Not all runs are created equal, and not all runs go anywhere near according to plan. I have again realized this week that this also goes for life in general.
Things have been going well since the 100 and I am getting more and more settled in everyday. I am beggining to meet new people and am exploring new trails almost daily. Whether my adventures on the trails and in the mountains are solo or with firends I truley appreciate that fact that I now live in a place where I get to take in so much beauty everytime I go out.
Even with all the beauty that is constantly surrounding me though there are still days that are hard. With the exception of the first week I lived here this has been one of the harder weeks for me since the move. I've been stressing about things that I have little to no power to change and I have been focuing on the negative of situations. This doesn't only translate to poor runs but poor communication with the people in my life as well. When I get stressed my introverted tendencies come out in full force. I become short and slightly irratable. This week has brought this out in me. Usually the best way for me to fix this is with a bit of alone time away from things. So what better way to get away from the stresses of life than set off on what was planned to be an epic solo adventure in the mountains.
The plan for today was 30ish miles on the trails. Roughly a six hour solo run. Even with the soreness in my left hip from a nasty spill on some wet trails Wednesday night and residual fatigue from the race three weeks ago I went to bed last night optimistic for a good day on the trails!
I woke up early this morning a bit tired but still optimisitc! I showered, ate and grabbed my stuff and arrived at the trail head just before 7. I hit the trail and not even two miles in my body began revolting. The lactic acid that was building up in my calves was miserable and no matter what I did I couldn't get any relief. I slowed down, put my head down and kept on, still with the intentions of a 30 mile day. I kept pushing and trying to force the run and things were getting worse. Within a few more miles my hip flexors were screaming on every climb, but again I was persistant. I kept thinking to myself that if I just kept pushing, the forces working against me would give up and I would still achieve what I had set out to do.
Sometimes, during runs as well as in life, this is the attitude that is needed. Nothing worth having or doing is ever going to come easy and you have to fight for what you want. It shows courage and strength when you continue to fight for what doesnt seem possible, but occasionally you need to step back and reasses the situation. In running, just as in life, it takes a smart person to stop and realize when you need a rest day. It can be one of the hardest parts of your training to take a day off and listen to your body when all you really want to do is be out there cruising along on the trails.

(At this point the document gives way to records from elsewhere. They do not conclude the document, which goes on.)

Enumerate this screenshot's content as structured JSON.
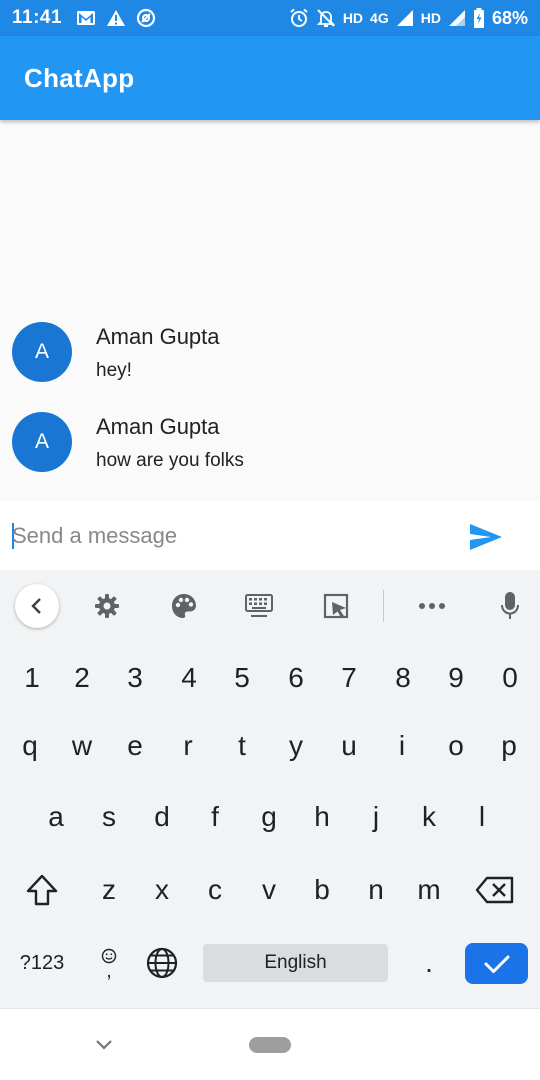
{
  "status_bar": {
    "time": "11:41",
    "network_hd1": "HD",
    "network_4g": "4G",
    "network_hd2": "HD",
    "battery": "68%"
  },
  "app_bar": {
    "title": "ChatApp"
  },
  "messages": [
    {
      "avatar": "A",
      "name": "Aman Gupta",
      "text": "hey!"
    },
    {
      "avatar": "A",
      "name": "Aman Gupta",
      "text": "how are you folks"
    }
  ],
  "composer": {
    "placeholder": "Send a message",
    "value": ""
  },
  "keyboard": {
    "toolbar_icons": [
      "chevron-left-icon",
      "gear-icon",
      "palette-icon",
      "keyboard-icon",
      "cursor-select-icon",
      "more-icon",
      "mic-icon"
    ],
    "row_numbers": [
      "1",
      "2",
      "3",
      "4",
      "5",
      "6",
      "7",
      "8",
      "9",
      "0"
    ],
    "row1": [
      "q",
      "w",
      "e",
      "r",
      "t",
      "y",
      "u",
      "i",
      "o",
      "p"
    ],
    "row2": [
      "a",
      "s",
      "d",
      "f",
      "g",
      "h",
      "j",
      "k",
      "l"
    ],
    "row3": [
      "z",
      "x",
      "c",
      "v",
      "b",
      "n",
      "m"
    ],
    "symbols_label": "?123",
    "comma": ",",
    "space_label": "English",
    "period": "."
  },
  "colors": {
    "status_bar": "#1f88e5",
    "app_bar": "#2196f3",
    "avatar": "#1976d2",
    "enter_key": "#1a73e8",
    "send_icon": "#2196f3"
  }
}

About seven miles in today I finally listened and decided to turn back. I spent that last hour and a half of todays run thinking about life in general and how it relates so much to my running. At one point I even sat down on a rock on the side of the trail, removed my headphones and just listened. The birds chirped, the wind blew and I could hear the water running from a near by stream as well. I felt the raindrops from a small spring shower land on exposed skin and I soaked EVERYTHING in.
It was at this point I decided that like todays run I needed to listen to what is going on around me and let things work out the way they are suppossed to. It's not giving up or quitting, its being smart and living to do it again another day. Just like deciding to cut the run short and give my body a break, this wasnt decided easily. All week I have struggled with making the decision to just let things happen, but thanks to a rough day on the trails I have came to my senses.
Overall things are great. I'm so thankful to be meeting new people and for having miles upon miles of trails at my disposal for epic mountain adventures. The road to what you want and to where you want to be is never straight. Its filled with all sorts of twist and turns, back tracking and obstacles to overcome. Be smart and keep fighting! Today the trails won. But tomorrow, God willing, I'll go back out for my rematch. I may lose again tomorrow, but as long as I am persistant and smart about it, eventually I'll come out on top!
You can do it! Life is full of ups and downs! Proud of you for not giving up! Sure do miss you!